State Protection: Not Listed
Federal Protection: Not Listed

State Rarity Rank: S3S4
A State Rarity Rank of S3S4 means: Vulnerable in New York, or Apparently Secure - Vulnerable to becoming imperiled in New York, with relatively few populations or locations, few individuals, and/or restricted range; or uncommon but not rare in New York; may be rare in some parts of the state; possibly some cause for long-term concern due to declines or other factors. More information is needed to assign a single conservation status.

Global Rarity Rank: G4
A Global Rarity Rank of G4 means: Apparently secure globally, though it may be quite rare in parts of its range, especially at the periphery.


Did you know?
At one time, salt-meadow grass (Spartina patens) was the backbone of Long Island's economy.
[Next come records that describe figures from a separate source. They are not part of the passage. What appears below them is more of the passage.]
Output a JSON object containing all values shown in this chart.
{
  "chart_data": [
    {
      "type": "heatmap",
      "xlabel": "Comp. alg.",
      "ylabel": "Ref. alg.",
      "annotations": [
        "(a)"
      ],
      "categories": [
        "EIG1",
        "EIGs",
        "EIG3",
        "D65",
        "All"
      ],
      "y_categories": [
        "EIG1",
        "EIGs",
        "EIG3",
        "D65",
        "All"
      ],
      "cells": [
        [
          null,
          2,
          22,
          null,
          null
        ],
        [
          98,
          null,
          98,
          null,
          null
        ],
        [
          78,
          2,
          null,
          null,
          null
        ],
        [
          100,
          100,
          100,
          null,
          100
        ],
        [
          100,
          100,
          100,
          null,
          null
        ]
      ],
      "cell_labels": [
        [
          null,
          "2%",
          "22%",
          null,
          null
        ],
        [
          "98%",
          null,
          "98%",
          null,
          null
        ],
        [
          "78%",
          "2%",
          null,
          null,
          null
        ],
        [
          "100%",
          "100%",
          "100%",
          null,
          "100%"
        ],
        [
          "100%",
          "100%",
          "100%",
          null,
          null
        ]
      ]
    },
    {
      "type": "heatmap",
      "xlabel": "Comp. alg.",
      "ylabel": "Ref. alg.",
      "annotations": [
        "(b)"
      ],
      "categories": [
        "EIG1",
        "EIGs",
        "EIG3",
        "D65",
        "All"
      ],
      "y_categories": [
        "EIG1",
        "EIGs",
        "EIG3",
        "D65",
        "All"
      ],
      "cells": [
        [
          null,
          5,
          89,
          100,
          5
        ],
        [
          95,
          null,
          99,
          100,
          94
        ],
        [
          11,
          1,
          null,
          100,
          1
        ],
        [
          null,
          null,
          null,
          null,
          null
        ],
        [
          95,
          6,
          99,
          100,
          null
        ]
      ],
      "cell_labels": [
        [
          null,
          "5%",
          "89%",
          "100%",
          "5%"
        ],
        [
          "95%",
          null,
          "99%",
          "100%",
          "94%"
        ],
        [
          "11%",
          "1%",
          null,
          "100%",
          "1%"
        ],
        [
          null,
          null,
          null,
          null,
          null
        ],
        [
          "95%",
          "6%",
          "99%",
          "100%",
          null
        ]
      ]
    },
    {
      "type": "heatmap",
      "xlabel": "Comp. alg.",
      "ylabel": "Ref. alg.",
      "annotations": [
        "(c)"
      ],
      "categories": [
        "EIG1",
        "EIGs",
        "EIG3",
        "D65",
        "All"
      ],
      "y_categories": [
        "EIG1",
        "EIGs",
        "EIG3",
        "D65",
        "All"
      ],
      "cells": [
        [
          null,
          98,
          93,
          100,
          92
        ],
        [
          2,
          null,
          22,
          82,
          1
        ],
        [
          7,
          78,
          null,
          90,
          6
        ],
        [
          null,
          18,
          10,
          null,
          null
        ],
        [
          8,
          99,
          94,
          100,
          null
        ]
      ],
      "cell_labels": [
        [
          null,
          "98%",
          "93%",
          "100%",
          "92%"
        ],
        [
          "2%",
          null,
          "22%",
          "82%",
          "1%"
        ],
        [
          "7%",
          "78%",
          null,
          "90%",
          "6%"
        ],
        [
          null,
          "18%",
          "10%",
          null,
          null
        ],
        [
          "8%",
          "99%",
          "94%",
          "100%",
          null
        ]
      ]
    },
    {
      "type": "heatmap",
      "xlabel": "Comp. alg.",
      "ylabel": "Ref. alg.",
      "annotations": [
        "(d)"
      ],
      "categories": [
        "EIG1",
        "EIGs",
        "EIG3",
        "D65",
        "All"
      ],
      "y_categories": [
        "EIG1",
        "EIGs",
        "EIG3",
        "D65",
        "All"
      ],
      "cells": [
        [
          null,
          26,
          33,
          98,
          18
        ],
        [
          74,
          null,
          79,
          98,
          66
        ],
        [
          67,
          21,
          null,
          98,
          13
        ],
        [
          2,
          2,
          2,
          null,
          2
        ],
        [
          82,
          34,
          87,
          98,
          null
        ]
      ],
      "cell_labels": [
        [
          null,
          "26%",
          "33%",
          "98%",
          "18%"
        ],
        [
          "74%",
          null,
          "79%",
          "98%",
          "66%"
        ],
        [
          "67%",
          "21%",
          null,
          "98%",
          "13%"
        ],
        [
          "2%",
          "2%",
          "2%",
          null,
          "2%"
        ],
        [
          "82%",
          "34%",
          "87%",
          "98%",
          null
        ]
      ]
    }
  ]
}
During agriculture's early years on the Coastal Plain, this "salt marsh hay" was a staple forage crop for livestock. Presence of a marsh with salt hay was a major deciding factor in the settlement of new towns along the New England coast. These "salt meadows" were owned by the town and rights to mow and carry away the hay were auctioned off annually (Kavenagh 1980, Nixon 1982).

State Ranking Justification [-]
There are an estimated 25 to 50 extant occurrences statewide. The several documented occurrences have good viability and most are protected on public land or private conservation land. The community is restricted to sheltered areas of the seacoast in the Coastal Lowlands and Manhattan Hills ecozones, and includes a few moderate sized, good quality examples. The current trend of the community is declining. Substantial primary threats, common to all salt marsh complexes, include ditching and draining, dredging and filling, common reed (Phragmites australis) invasion, poor water quality, diking and impoundment, inlet stabilization, shoreline hardening, wrack accumulation, altered sediment budget, subsidence, changes in water circulation patterns, restricted tidal connection, and altered tidal hydrodynamics.